I was caught by the arm.
A loud clash erupted around us as if lightning had struck the spot where we stood.
I screamed, and as if from a distance, heard my father shouting.
Then he was in my mind. Not merely inside my dream. But my inner mind.
But so, too, was I in his.
I saw a corrupt Valtain court. The air was heavy and sweet with spilled ambrosial wine. Indulgent feasts stretched out on tables, filled with decadent offerings, some so terrible, my mind could not fathom them. My brothers and sisters entwined in lascivious dances, draped in exquisite garments adorned with gemstones that sparkled like corrupted stars. Their laughter was a discordant symphony that echoed through the twisted corridors of my memory. I saw two men, my brothers, struggling over a beautiful mortal woman. And when they could not agree on who would possess her, one slid a sword from his belt and sliced her in half. They laughed. How they laughed then, drunkenly sliding in the pool of her blood.
Nearby, my father sat on his throne and looked on, bored and indulgent.
I looked further.
I saw my father, drained of his power and weakened in a great battle centuries before. His court had fallen. His children were dead or scattered. His vast empire was destroyed.

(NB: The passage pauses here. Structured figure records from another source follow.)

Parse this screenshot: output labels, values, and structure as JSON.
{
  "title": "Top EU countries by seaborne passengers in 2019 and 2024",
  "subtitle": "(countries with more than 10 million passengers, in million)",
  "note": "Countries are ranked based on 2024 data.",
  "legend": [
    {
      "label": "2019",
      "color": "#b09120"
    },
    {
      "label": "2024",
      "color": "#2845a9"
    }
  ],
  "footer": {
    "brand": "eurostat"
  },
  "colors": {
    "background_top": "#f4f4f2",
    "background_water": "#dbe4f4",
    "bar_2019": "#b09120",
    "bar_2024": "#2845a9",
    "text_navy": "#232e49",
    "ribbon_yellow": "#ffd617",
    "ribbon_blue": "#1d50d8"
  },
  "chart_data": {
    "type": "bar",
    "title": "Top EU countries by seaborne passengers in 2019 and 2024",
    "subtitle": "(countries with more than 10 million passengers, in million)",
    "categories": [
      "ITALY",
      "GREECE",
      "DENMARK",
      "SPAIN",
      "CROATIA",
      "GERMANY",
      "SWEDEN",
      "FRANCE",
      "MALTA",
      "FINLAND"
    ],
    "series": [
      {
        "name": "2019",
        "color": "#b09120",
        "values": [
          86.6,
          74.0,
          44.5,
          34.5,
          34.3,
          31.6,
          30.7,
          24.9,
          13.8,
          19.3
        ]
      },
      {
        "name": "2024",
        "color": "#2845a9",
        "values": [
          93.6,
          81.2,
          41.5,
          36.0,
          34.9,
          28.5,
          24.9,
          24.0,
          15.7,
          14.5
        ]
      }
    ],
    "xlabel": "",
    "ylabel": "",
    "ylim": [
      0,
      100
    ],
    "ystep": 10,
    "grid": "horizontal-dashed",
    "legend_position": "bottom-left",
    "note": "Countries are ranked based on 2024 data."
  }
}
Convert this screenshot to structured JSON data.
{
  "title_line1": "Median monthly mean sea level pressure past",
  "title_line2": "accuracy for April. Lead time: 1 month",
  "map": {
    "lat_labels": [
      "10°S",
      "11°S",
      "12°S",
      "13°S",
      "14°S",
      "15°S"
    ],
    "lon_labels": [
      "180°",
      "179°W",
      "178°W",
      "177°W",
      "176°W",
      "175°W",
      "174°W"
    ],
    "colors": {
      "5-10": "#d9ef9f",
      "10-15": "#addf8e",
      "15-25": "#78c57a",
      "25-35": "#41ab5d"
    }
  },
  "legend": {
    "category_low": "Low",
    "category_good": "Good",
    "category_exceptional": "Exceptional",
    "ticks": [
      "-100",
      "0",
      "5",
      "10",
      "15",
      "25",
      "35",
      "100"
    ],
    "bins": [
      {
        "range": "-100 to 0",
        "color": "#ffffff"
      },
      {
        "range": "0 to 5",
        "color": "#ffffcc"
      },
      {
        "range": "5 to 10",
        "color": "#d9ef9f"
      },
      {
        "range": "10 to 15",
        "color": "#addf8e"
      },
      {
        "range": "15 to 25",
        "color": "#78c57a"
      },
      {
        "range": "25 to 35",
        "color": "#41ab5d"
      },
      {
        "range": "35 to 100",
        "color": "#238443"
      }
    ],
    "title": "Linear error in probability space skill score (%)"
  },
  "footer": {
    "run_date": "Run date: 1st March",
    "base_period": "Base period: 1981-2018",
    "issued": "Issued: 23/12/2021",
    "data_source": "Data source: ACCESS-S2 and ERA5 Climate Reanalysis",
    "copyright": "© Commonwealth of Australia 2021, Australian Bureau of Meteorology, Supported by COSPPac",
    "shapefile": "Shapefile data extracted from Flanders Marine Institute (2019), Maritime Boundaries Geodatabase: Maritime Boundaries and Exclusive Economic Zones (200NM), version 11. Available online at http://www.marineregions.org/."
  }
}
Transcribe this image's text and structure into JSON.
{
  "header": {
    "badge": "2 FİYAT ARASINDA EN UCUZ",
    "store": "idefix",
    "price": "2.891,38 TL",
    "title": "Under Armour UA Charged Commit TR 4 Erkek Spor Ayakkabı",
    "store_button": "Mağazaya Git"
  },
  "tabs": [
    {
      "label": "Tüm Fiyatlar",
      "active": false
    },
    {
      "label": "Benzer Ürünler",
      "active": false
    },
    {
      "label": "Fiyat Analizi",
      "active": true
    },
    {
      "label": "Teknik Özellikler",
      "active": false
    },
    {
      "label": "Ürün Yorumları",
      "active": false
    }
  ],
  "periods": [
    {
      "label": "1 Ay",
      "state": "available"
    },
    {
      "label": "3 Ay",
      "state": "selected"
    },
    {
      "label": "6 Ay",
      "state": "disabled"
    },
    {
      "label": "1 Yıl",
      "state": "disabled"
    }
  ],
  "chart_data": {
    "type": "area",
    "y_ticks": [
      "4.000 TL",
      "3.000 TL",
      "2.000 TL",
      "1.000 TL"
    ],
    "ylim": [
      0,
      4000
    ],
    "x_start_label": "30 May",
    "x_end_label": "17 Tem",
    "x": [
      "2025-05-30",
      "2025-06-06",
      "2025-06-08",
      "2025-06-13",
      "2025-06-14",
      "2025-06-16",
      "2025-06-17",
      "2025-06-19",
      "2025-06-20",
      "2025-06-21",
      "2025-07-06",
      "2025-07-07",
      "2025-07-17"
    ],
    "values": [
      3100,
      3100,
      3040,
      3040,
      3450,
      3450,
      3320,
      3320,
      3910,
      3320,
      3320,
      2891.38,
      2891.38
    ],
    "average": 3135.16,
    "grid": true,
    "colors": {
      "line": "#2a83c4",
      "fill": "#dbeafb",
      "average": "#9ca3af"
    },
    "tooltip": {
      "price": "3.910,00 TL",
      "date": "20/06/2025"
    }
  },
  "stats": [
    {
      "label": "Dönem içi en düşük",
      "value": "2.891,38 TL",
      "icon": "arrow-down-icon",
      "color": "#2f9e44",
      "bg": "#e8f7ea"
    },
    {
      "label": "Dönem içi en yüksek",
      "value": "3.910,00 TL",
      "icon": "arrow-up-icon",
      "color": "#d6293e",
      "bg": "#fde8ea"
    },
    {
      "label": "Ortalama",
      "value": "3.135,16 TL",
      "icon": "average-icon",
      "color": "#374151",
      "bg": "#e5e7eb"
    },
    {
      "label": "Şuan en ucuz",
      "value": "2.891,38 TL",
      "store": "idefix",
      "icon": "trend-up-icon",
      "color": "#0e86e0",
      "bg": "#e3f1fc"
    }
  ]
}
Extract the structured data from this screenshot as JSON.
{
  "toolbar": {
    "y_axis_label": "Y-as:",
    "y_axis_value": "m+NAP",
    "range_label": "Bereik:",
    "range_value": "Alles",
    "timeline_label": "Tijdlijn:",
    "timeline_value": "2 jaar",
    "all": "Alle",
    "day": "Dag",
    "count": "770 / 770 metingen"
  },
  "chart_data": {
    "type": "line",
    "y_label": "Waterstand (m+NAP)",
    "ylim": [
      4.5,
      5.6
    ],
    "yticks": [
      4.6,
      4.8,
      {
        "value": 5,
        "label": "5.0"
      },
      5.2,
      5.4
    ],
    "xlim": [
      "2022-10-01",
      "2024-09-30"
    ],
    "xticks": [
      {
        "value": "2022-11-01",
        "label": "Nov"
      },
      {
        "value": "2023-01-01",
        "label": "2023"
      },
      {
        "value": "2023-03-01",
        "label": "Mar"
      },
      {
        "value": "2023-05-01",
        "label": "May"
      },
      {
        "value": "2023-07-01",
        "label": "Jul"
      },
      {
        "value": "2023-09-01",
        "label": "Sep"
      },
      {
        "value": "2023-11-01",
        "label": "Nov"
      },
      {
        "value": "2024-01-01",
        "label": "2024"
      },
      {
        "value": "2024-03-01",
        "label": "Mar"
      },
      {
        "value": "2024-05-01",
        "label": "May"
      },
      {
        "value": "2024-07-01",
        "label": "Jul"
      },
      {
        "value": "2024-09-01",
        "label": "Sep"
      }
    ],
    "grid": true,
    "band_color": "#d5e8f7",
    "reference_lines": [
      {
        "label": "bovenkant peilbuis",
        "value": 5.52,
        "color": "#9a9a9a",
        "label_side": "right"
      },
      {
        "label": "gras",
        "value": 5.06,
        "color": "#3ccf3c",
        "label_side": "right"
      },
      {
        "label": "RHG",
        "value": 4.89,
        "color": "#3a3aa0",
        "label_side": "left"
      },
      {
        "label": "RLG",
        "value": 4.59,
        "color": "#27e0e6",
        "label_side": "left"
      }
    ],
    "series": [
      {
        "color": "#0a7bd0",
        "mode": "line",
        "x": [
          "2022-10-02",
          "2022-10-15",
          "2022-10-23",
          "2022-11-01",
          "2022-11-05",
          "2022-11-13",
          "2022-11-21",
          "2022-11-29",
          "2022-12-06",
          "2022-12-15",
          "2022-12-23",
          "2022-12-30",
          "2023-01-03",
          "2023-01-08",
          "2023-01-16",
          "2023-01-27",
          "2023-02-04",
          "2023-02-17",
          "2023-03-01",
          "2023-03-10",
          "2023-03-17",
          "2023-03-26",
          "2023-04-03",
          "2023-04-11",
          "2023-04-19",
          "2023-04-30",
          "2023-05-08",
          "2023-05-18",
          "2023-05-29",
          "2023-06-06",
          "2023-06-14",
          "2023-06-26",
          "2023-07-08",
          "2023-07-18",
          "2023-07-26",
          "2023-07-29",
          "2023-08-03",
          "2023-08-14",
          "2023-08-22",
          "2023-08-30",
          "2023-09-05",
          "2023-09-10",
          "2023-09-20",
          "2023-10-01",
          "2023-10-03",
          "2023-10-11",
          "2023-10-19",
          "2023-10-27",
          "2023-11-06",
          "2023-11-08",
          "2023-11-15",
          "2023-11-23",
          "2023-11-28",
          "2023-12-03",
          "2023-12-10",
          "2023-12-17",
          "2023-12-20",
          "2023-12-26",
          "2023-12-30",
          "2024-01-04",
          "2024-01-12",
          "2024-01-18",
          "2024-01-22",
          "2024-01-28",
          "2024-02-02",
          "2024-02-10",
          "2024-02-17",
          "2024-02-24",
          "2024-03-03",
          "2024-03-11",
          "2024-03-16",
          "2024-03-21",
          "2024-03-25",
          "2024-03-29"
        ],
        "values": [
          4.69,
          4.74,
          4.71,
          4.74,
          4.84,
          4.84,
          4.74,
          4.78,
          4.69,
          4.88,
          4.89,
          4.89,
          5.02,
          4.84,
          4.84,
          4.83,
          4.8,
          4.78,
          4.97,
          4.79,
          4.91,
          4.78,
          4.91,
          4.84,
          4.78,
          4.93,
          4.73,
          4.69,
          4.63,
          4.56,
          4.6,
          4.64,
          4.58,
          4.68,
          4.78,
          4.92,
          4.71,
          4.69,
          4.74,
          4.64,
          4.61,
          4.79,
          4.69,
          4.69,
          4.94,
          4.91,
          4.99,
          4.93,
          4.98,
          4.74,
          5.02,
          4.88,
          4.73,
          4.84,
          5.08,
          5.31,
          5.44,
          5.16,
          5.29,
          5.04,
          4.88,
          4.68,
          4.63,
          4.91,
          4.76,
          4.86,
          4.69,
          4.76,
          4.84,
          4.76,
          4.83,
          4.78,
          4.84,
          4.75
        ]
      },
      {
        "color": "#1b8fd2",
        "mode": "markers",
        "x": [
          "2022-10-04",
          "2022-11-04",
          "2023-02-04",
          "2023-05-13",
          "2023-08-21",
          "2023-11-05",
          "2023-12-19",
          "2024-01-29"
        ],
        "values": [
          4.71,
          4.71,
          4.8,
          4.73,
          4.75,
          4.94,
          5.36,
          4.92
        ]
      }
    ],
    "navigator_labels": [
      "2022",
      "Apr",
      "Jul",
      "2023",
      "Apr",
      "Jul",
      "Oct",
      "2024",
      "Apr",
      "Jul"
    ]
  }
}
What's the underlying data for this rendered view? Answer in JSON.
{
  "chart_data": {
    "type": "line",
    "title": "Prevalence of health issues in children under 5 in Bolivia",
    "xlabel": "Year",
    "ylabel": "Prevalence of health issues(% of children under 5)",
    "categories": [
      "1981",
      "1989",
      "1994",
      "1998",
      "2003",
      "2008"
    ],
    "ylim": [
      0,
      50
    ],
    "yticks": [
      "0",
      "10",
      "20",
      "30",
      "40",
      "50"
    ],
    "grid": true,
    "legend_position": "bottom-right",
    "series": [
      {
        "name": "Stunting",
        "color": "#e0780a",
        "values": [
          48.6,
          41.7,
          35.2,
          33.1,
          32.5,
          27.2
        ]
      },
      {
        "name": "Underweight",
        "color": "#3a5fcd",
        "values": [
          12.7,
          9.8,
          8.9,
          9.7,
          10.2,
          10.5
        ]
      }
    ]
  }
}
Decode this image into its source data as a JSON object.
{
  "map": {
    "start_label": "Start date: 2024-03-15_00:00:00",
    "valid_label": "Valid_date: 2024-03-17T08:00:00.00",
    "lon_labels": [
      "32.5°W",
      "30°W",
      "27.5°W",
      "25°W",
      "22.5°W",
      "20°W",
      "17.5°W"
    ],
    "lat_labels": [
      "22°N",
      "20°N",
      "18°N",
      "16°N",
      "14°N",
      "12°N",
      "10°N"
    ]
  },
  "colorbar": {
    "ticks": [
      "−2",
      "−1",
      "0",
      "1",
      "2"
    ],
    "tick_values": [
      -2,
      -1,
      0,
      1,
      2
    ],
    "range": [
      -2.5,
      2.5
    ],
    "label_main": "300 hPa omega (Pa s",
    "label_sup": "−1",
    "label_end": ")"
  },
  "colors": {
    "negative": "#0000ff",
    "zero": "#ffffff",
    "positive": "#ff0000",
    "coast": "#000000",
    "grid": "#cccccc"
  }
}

I saw him striving to regain what he had lost in any way he could. Forced to face off with Myntra one hundred and fifty years ago, he avoided another battle like the one he had lost, tricking them into their self-imposed curse of barrenness and taking the power he gained from sacrificing Valtain’s children. He wrapped their souls like a precious newborn, carrying his newfound power to a mountain stronghold, so near to the clouds, it might have been the heavens. A palace so near the stars that they seemed touchable.
I saw darkness stretching like tendrils over Aercanum. The darkness of my father’s designs. First Eskira, then Myntra, and then all of Aercanum, until all fae and mortals were under his dominion and all lesser creatures were slaughtered or enslaved.
I saw a future of my father’s making. The one he dreamed about. A world awash in blood. I saw my friends slaughtered and dying. I saw my mate’s face drenched in gore.
I saw and I saw and I saw until I wished to see no more. I pushed and I shoved, then I screamed and stabbed and cut and tore until my hands were claws and knives, scrabbling at my own mind to get the things I had seen out, to get him out, for he was scanning and searching, and I knew once he had found me, he would take and take and never stop taking.
But no matter how I slashed and scratched, the thunderous, baleful presence that was my father would not withdraw from that place he had no right to be.